💡 [Feature] Protected ports by design

[fmigneault]

Description

The current definitions in docker-compose take advantage of the ports being accessible to redirect incoming HTTP(S) requests to HTTPS /twitcher/ows/proxy endpoint, which validates user access/permissions, before redirecting to the targeted service's port when allowed access.

Up to this point, access to those ports has been restricted by external firewall rules disallowing incoming requests to directly target a port (only 433 is available), while internal network resolution can use them.

Although this approach works, it remains a security concern and possible vector of attack.
It is also problematic for cases where authentication could be required, but could be bypassed if accessing the port directly.
For security reasons, I will not provide more details here on "how-to" take advantage of this, but I can provide examples in private.

Furthermore, it is not clear with the current definitions that firewall rules are mandatory to protect resources.
When looking at component names and descriptions (eg: all-public-access, database-external-ports, secure-thredds, etc.), everything seems to indicate that the platform secures access by itself, while in fact, nothing is protected if the platform is not behind proper firewall control.

Firewall rules are good practice to limit chances of unintentional access leak, but the platform design shouldn't solely rely on those to secure its own resources, as it supposedly advertises to be doing so.

Feature

The services should not employ host/ports of the server (eg: network: default).
Instead, they should take advantage of docker network links to restrict very strictly their access.

For example, /twitcher/ows/proxy/flyingpigeon would redirect (after Twitcher/Magpie validation) to flyingpigeon:8093 instead of <localhost>:8093, and ports: "8093:8093" entry in docker-compose would be removed. An optional component such as https://github.com/bird-house/birdhouse-deploy/blob/master/birdhouse/optional-components/database-external-ports/docker-compose-extra.yml could be provided for debugging purposes, where proxy could map all ports to their relevant <service>:<port>.

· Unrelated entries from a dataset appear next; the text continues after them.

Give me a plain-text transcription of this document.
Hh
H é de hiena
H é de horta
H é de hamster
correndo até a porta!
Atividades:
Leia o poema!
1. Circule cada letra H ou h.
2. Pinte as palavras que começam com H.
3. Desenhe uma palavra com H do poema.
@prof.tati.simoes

A network only for this purpose (eg: network: services-access) should also be used to keep HTTPS proxy redirects distinct from incoming HTTPS requests and other internal networks. In other words, service-port redirects should not mingle with networks for database connections, docker proxy, etc.

Concerned Organizations

• Ouranos: @tlvu
• CRIM: @matprov
• others (?)

[tlvu]

For example, /twitcher/ows/proxy/flyingpigeon would redirect (after Twitcher/Magpie validation) to flyingpigeon:8093 instead of <localhost>:8093, and ports: "8093:8093" entry in docker-compose would be removed

Yeah I am okay with this proposal.

In fact, when I started working on the platform, I never understood why <localhost>:8093 was used instead of flyingpigeon:8093. That is probably why we have a hardcoded docker-compose restart proxy at the end of every ./pavics-compose.sh up.

The only possible advantage I would see for using <localhost>:8093 is to limit destruction and re-creation of intermediate containers. Ex if we have the following dependency proxy -> twitcher -> magpie -> flyingpigeon. If we re-deploy a new flyingpigeon, only flyingpigeon container will have to be destroyed and recreated. twitcher and magpie is un-touched and proxy is only restarted by ./pavics-compose.sh up.

Using flyingpigeon:8093 with links directive in docker-compose.yml, all 4 containers will have to be destroyed and recreated. Again, containers are ephemeral so frequent destructions and re-creations are no problem.

The only problem is we will lose ancient container logs. For the proxy container, since the canarie-api stats is handled by the same container and not persisted to disk, we will also lose the stats.

So if we solve the problems above and we do not see other additional problems, I see no reason to not implement this idea.

[matprov]

The only problem is we will lose ancient container logs. For the proxy container, since the canarie-api stats is handled by the same container and not persisted to disk, we will also lose the stats.

With the log aggregation coming to the platform, this concern will disappear for the services which logs will be kept inside the logging system, as they will be accessible even after container is destroyed. The question to be asked would be more about the retention time each service's logs are kept. But this is not the question to answer here. Important thing here is that losing logs is not a dealbreaker.

Again, containers are ephemeral so frequent destructions and re-creations are no problem.

Exactly! Again, not a dealbreaker here.